Fırtına öncesi petrol

Hatice Karahan- 14.09.2018

Fırtına öncesi petrol

Haftanın yoğun akışında dikkat çeken küresel gelişmelerden biri, petrolün hareketli seyri oldu. Brent´i baz alacak olursak, Mayıs ayından bu yana ilk kez 80 doların üzeri yeniden görüldü. Hafif dalgalı devam eden fiyat hareketlerinde, doğrusu ABD´de korkuyla beklenen Florence Kasırgası´nın etkisi hissedilmedi değil. Ülkenin doğu sahillerinde eli kulağında olan çok şiddetli kasırganın Texas´tan çıkıp New Jersey´e kadar uzanan boru hattında bir sıkıntıya sebep olması düşük de olsa bir ihtimal babında fiyatlanırken, ilgili talep artışı düşünceleri de bir diğer etken olmuş gözüküyor.

Petrol piyasası fırtına öncesi böyle bir hareket yaşamakla beraber, Florence´ın perdenin arkasındaki dinamiklere göre geçici bir nitelik taşıdığı da malum. Zira zaman zaman bu köşede gündeme getirdiğim çeşitli arz-talep faktörlerinde de, gelişmelerin yansımaları sürüyor. Bu kapsamda fiyatların son günlerde yeniden tırmanışa geçmesinde, arz yönlü endişelerin temel etkenlerden olduğunu söylemek mümkün. Burada ise İran, en etkili konulardan biri olmaya devam ediyor. ABD´nin yeniden devreye aldığı malum kararların eşliğinde üretiminde bir miktar zayıflama gözlenen İran petrolünün 4 Kasım sonrası gelecek esaslı yaptırımların ardından ne ölçüde düşeceği, bu noktada en temel soru olma niteliğini koruyor. Fiyatların yükselmesinin ardında, bu meseleye yönelik olumsuz beklentiler şüphesiz belirgin rol oynuyor.

Öte yandan Venezuela´daki üretim düşüşüne dair sorunların devam ediyor olması da hikâyenin ana ögelerindenken, son dönemde Suudi Arabistan, Irak ve Nijerya gibi OPEC ülkelerinde kaydedilen arz artışları terazideki kayıpları kısmen kapatmaya yarıyor.

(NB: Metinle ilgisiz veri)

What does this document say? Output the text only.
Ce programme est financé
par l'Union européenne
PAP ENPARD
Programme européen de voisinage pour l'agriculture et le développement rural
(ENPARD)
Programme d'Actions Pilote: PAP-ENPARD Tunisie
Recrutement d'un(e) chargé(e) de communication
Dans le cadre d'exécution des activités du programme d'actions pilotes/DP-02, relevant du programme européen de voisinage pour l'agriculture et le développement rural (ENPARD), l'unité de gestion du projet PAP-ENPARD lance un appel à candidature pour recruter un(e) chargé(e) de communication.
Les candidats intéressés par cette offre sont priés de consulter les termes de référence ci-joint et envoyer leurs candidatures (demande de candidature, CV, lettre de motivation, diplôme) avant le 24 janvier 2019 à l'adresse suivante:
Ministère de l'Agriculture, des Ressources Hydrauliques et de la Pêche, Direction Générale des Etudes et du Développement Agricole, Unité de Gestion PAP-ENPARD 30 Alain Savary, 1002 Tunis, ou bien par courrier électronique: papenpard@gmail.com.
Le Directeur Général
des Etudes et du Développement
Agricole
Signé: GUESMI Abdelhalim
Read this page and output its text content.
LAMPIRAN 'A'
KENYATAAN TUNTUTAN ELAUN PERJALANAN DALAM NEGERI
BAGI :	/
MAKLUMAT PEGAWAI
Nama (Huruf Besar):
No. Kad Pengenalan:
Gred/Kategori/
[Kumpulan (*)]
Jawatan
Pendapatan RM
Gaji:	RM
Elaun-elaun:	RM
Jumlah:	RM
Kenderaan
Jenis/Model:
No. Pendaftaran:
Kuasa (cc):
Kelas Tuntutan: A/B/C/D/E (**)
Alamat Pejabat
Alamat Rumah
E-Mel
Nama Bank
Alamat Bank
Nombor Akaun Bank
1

Bu bağlamda Libya´daki düşüşün son aylarda durması da arz görünümüne olumlu destek veriyor ancak ülkede kökü kazınmamış huzursuzluğun bunu ne derece sürdürülebilir kıldığı şüpheli?

Dolayısıyla önümüzdeki aylarda, arzda düşüşe geçen ülkelerin nereye vuracağı kadar, Suudi Arabistan başta olmak üzere diğer bazı üreticilerin ek kapasitesini nereye kadar kullanacağı da belirleyici olacak. Bu noktada elbette, Rusya´nın kararının da pek muteber olacağını vurgulamak gerek. Bununla birlikte anlaşılan o ki; bu ay yapılacak OPEC toplantısı gerek üyelerin gerekse Rusya´nın atacağı adımları netleştirecek.

Hadiseler bu şekilde öne çıkıp küresel petrol arzında bir sıkılaşma olabileceği yönünde beklentileri güçlendirirken, dün Uluslararası Enerji Ajansı IEA´nın yayımladığı petrol raporunda Ağustos itibariyle global üretimde rekor seviyelere işaret edilmesi piyasalara hafif bir gevşeme getirdi ancak söz konusu risklerin önümüzdeki dönemdeki varlığı rapor kapsamında da inkar edilemez bir gerçeklik taşıyor. Öte yandan IEA raporuna göre, talep tarafındaki beklentilerde bir değişim gözlenmiyor. Bu cephede fiyatı etkileyecek senaryolar arasında ise, ticaret savaşlarıyla zedelenebilecek küresel talep başrolde geliyor. Gelişen ekonomi para birimlerinde yaşanan değer kayıplarının da ithalatçı ülkelerin talebini etkilemesi, bir diğer muhtemel durum.